Rachel Rose (born 1986) is an American artist known for her video installations that merge moving images and sound within nuanced environments connecting them to broader but related subject matter.[1][2][3][4] Rose has presented solo exhibits at the Serpentine Galleries and the Whitney Museum of Art.
Rose produces video installations juxtaposing images and sounds demonstrating that life is complex and intricate.[7] Whitney curator Christopher Y. Lew approved of “how she was able to gather such a mix of images, and of content as well, and weave it into a unique narrative. She pulled some kind of order out of our whirlpool of information, without ever denying the flood".[7] Rose's videos consist of original footage and found material combined to depict an autonomous perspective using language and technology.[11] Her experiential pieces work to convey sensorial aspects of ideas by manipulating sound and image.[2] Her imagery depicts "humanity's shard current anxieties and their multi-layered interconnectivity" as well as humanities' relationship to the natural world, advancing technology, mortality, and history.[6] Each video is driven by an intense period of research centered on a subject, theory or belief.[11]

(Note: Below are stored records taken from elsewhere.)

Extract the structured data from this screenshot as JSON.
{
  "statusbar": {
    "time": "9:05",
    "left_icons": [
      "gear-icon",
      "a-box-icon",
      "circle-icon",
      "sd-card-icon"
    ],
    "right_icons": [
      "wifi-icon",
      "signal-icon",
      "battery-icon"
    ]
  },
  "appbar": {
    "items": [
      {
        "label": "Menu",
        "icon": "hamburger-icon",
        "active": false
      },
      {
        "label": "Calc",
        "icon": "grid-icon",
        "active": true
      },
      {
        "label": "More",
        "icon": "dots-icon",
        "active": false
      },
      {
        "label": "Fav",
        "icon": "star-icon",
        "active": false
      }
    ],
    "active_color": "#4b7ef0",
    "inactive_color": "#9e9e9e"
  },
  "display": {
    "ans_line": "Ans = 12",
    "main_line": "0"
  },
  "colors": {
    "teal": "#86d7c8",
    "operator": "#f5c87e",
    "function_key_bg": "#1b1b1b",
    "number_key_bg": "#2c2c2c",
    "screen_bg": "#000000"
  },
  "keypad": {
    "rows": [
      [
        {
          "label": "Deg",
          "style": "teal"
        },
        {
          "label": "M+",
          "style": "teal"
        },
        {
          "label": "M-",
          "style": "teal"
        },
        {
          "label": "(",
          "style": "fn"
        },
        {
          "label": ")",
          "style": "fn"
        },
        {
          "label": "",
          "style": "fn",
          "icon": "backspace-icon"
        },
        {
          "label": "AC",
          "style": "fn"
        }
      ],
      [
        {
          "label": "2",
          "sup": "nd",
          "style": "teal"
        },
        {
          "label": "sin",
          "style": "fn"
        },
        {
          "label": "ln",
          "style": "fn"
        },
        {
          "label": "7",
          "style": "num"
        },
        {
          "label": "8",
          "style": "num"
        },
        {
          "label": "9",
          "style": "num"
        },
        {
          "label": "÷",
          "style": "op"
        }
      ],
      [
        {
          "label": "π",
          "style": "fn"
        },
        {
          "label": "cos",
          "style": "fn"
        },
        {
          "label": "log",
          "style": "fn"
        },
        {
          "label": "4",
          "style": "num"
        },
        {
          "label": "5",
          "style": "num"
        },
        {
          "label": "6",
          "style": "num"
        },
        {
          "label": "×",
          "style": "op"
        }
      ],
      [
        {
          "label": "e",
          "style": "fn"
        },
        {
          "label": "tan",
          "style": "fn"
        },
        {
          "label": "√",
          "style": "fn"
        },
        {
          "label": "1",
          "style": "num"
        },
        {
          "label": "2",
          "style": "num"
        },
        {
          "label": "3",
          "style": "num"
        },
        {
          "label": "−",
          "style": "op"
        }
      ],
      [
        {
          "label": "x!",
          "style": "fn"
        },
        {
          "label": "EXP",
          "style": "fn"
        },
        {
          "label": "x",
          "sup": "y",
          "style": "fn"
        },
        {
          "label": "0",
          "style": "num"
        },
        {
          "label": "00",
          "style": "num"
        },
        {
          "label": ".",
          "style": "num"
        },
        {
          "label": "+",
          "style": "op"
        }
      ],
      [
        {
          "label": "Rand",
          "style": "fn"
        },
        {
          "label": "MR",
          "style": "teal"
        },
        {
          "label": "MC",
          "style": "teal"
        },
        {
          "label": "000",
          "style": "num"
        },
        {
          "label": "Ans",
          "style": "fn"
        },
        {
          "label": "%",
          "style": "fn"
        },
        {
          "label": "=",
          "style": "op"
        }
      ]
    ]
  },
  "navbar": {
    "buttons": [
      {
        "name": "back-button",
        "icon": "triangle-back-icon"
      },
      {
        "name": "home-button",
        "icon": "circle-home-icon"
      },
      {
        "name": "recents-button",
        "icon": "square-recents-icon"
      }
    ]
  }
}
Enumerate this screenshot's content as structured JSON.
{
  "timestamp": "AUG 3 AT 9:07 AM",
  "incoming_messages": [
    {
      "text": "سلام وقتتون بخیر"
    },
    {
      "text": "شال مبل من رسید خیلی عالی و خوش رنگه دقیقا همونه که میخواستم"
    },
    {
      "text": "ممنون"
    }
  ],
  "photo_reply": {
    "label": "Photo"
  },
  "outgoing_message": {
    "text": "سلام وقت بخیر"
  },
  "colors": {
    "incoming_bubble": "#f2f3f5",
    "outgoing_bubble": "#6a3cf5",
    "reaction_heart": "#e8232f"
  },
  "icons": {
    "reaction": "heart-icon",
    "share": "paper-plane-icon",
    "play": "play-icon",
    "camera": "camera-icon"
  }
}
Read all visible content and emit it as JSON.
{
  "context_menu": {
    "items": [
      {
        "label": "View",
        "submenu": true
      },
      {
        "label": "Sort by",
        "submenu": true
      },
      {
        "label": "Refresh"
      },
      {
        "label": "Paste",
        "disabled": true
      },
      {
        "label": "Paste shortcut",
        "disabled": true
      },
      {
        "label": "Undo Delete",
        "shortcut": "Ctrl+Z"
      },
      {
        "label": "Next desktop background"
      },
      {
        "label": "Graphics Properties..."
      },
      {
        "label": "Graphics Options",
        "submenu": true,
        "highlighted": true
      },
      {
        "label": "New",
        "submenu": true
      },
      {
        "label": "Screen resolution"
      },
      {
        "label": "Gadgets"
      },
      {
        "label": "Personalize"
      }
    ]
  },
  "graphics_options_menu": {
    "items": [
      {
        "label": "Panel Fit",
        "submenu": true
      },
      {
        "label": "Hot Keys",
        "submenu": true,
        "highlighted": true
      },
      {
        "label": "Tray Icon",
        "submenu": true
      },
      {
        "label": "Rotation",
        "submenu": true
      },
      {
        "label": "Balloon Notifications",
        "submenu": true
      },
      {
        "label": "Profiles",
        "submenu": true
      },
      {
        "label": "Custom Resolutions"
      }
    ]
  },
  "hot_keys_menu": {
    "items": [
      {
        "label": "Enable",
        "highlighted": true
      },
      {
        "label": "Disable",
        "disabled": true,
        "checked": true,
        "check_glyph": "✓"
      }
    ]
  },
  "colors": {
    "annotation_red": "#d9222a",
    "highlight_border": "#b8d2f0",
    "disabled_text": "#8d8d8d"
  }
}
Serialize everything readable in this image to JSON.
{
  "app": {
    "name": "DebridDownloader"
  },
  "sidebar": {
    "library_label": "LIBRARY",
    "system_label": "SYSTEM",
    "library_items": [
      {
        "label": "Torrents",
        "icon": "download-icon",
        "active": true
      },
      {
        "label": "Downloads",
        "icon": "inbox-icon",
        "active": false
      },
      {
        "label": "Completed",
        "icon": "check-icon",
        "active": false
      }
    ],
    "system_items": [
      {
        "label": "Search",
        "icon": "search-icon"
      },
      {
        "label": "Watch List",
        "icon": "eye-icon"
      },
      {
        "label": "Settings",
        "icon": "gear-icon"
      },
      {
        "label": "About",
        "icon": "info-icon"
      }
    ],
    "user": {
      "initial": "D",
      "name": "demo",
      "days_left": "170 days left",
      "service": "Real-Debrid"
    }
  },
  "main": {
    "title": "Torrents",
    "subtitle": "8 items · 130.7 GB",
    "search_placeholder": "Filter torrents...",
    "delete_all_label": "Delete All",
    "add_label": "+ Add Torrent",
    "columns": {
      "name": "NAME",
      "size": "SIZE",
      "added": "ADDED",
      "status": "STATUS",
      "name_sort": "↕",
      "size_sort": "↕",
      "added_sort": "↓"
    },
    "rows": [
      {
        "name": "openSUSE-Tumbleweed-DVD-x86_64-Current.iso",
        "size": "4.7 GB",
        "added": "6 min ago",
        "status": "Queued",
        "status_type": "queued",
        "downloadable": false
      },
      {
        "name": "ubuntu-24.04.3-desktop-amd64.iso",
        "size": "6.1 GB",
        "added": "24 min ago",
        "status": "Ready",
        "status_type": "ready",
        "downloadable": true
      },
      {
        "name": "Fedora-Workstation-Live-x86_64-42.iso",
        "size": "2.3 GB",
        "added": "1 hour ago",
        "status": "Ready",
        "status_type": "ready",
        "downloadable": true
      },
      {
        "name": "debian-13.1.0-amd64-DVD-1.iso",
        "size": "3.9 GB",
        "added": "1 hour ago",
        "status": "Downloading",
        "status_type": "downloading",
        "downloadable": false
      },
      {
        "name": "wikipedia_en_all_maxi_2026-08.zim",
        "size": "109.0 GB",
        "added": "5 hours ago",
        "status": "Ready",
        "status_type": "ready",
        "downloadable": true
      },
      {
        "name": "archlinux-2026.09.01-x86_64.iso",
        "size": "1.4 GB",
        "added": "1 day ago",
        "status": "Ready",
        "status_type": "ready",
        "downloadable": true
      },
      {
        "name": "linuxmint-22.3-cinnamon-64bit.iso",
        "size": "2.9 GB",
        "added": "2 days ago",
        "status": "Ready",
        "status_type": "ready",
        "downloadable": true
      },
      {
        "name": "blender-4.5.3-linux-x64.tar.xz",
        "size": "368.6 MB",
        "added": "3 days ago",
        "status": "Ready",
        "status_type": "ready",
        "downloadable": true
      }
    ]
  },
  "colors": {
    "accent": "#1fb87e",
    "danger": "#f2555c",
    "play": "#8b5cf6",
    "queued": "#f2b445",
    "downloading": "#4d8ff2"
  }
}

The Taipei Biennial exhibition featured Rose's 2013 video, Sitting Feeding Sleeping,[12] which debuted at the artist's graduate thesis exhibition.[13]
Rose's 2014 video Palisades in Palisades focused on the human relationship with the natural world and was shot in Palisades Interstate Park in New Jersey. Her video A Minute Ago focuses on Philip Johnson's Glass House[14] and was shown in Rose's exhibition, Palisades, at Serpentine Gallery in London in 2015. Palisades featured both A Minute Ago and Palisades in Palisades.[6][15]
In October 2015, Rose presented Everything and More, a solo show at the Whitney Museum of American Art.[1][16] Rose projected the video on a semi-transparent screen and covered the windows of the gallery's black box with opaque scrim to achieve an out-of-body feel. Everything and More was inspired by David Wolf's experience of a space walk.[3][4] The 11 minute and 30 second film was partially shot in a neutral buoyancy pool at the University of Maryland.[17]